Ex vivo bioassay for FLT3 inhibition. The immunoblot on the left was derived from peripheral blood leukemia cells isolated from a patient before and 1 hour after the initial dose of CEP-701. The blot on the right was obtained from TF/ITD cells exposed to the plasma from the same patient at the same time point. FLT3 was immunoprecipitated from detergent extracts of leukemia cells, resolved with SDS-PAGE, and transferred to PVDF membranes. The phosphorylated state of the receptor (upper bands, P-FLT3) was determined by immunoblotting with an antiphosphotyrosine antibody. Membranes were then stripped and reprobed with anti-FLT3 antibody to assess total FLT3 protein (lower bands, FLT3). Densitometric analysis of phosphorylated FLT3, normalized for the amount of total FLT3, is displayed graphically with columns.

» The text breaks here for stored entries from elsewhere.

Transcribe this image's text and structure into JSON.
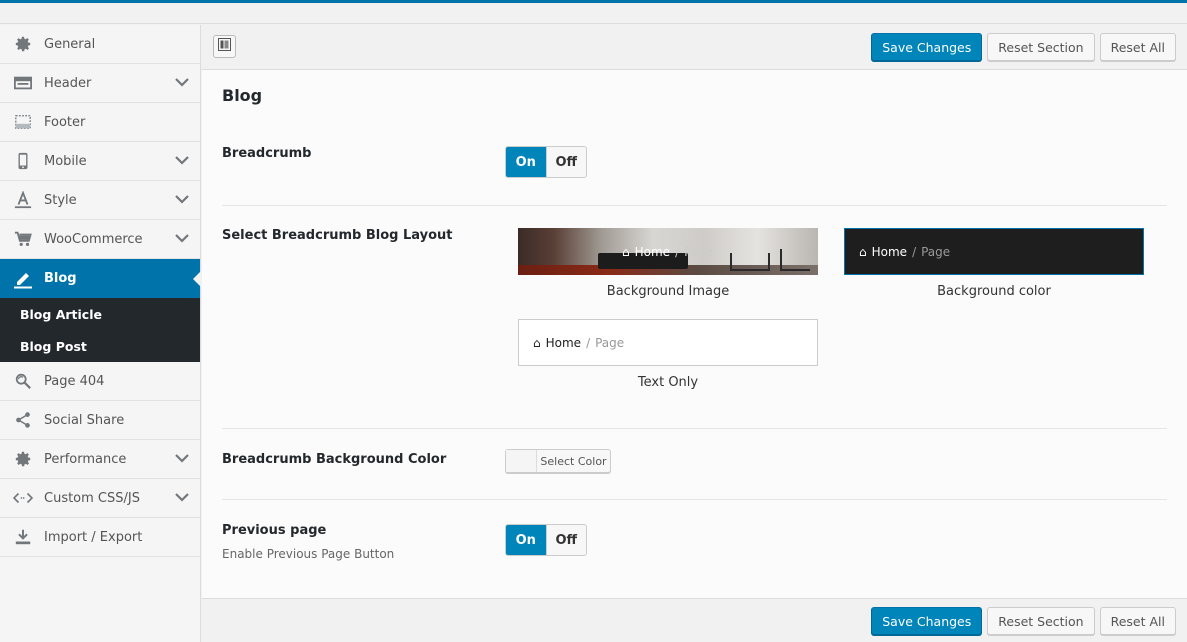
{
  "sidebar": {
    "items": [
      {
        "label": "General",
        "icon": "gear-icon",
        "expandable": false
      },
      {
        "label": "Header",
        "icon": "header-layout-icon",
        "expandable": true
      },
      {
        "label": "Footer",
        "icon": "footer-grid-icon",
        "expandable": false
      },
      {
        "label": "Mobile",
        "icon": "mobile-icon",
        "expandable": true
      },
      {
        "label": "Style",
        "icon": "text-style-icon",
        "expandable": true
      },
      {
        "label": "WooCommerce",
        "icon": "cart-icon",
        "expandable": true
      },
      {
        "label": "Blog",
        "icon": "edit-pen-icon",
        "expandable": false,
        "active": true
      },
      {
        "label": "Page 404",
        "icon": "search-refresh-icon",
        "expandable": false
      },
      {
        "label": "Social Share",
        "icon": "share-icon",
        "expandable": false
      },
      {
        "label": "Performance",
        "icon": "gear-icon",
        "expandable": true
      },
      {
        "label": "Custom CSS/JS",
        "icon": "code-icon",
        "expandable": true
      },
      {
        "label": "Import / Export",
        "icon": "download-icon",
        "expandable": false
      }
    ],
    "blog_subitems": [
      "Blog Article",
      "Blog Post"
    ]
  },
  "toolbar": {
    "save_label": "Save Changes",
    "reset_section_label": "Reset Section",
    "reset_all_label": "Reset All"
  },
  "section": {
    "title": "Blog"
  },
  "fields": {
    "breadcrumb": {
      "label": "Breadcrumb",
      "on": "On",
      "off": "Off",
      "value": "On"
    },
    "layout": {
      "label": "Select Breadcrumb Blog Layout",
      "crumb_home": "Home",
      "crumb_sep": "/",
      "crumb_page": "Page",
      "options": [
        "Background Image",
        "Background color",
        "Text Only"
      ],
      "selected": "Background color"
    },
    "bg_color": {
      "label": "Breadcrumb Background Color",
      "button": "Select Color"
    },
    "previous_page": {
      "label": "Previous page",
      "description": "Enable Previous Page Button",
      "on": "On",
      "off": "Off",
      "value": "On"
    }
  },
  "colors": {
    "accent": "#0073aa",
    "primary_button": "#0085ba",
    "submenu_bg": "#23282d"
  }
}
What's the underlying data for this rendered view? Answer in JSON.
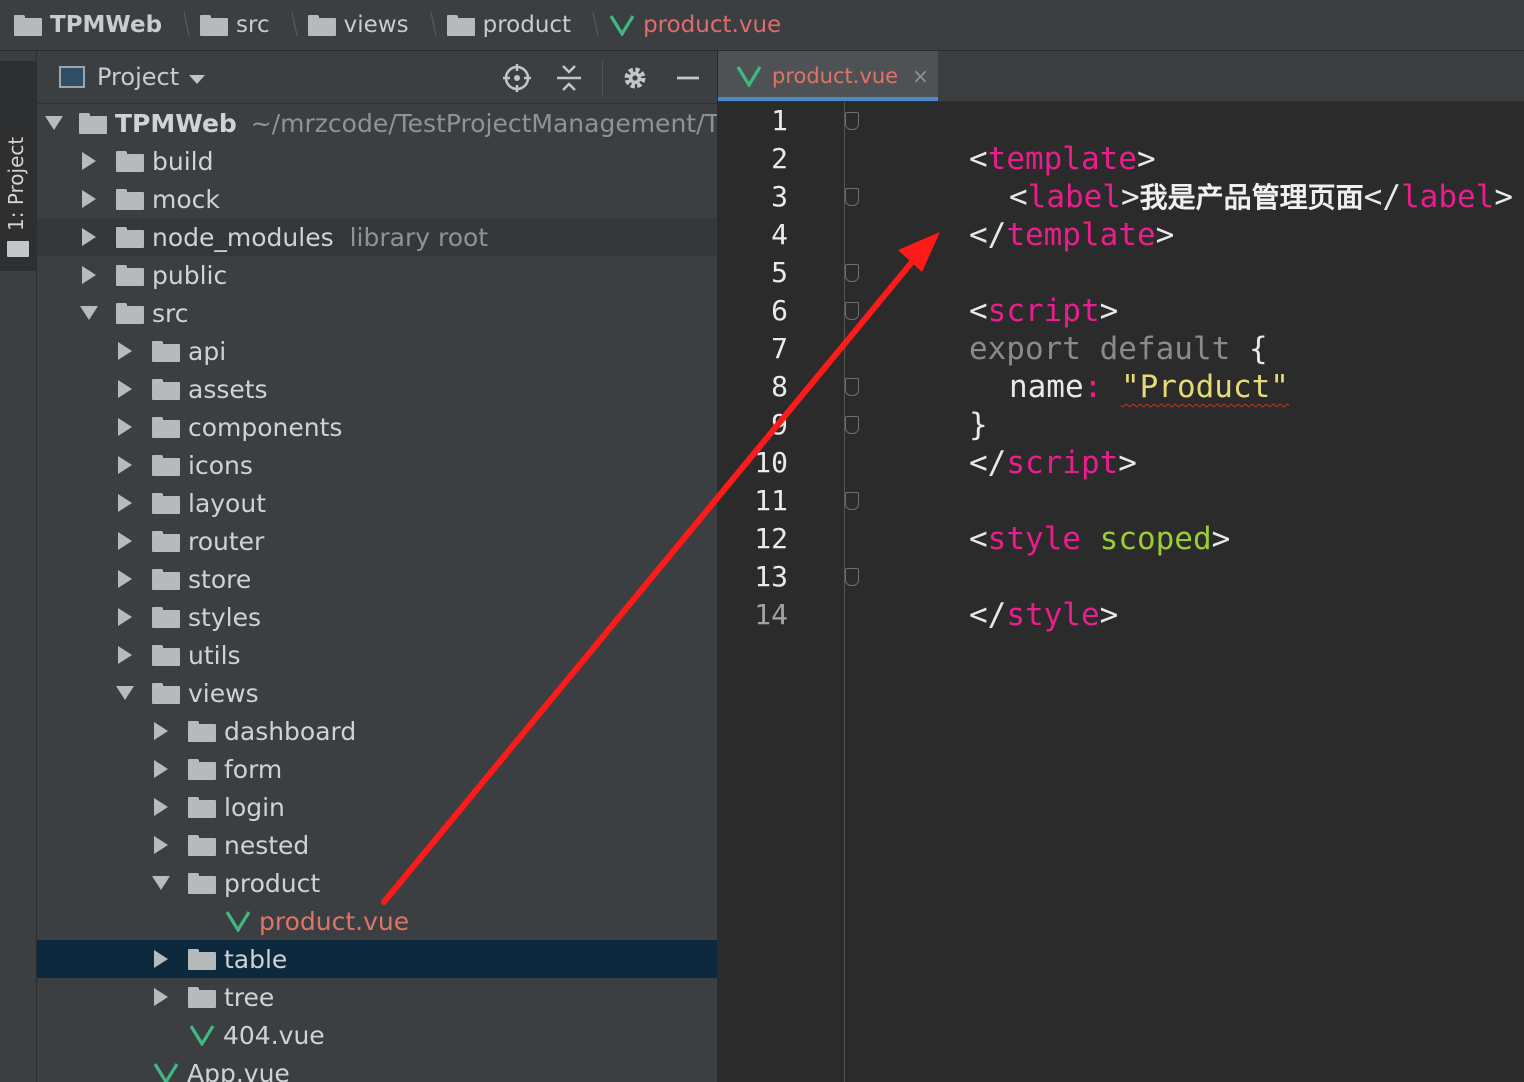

Determination of the allelic ratio of FLT3 mutant to wild type

A high ratio of FLT3 mutant to wild type has been shown to have prognostic significance in patients with AML harboring FLT3 mutations.27 We were interested in evaluating this parameter to identify any potential correlation with clinical response to FLT3 inhibition. PCR determination of genomic DNA allelic ratios was measured before the initiation of treatment with CEP-701 in all patients treated at the Sidney Kimmel Cancer Center at Johns Hopkins University.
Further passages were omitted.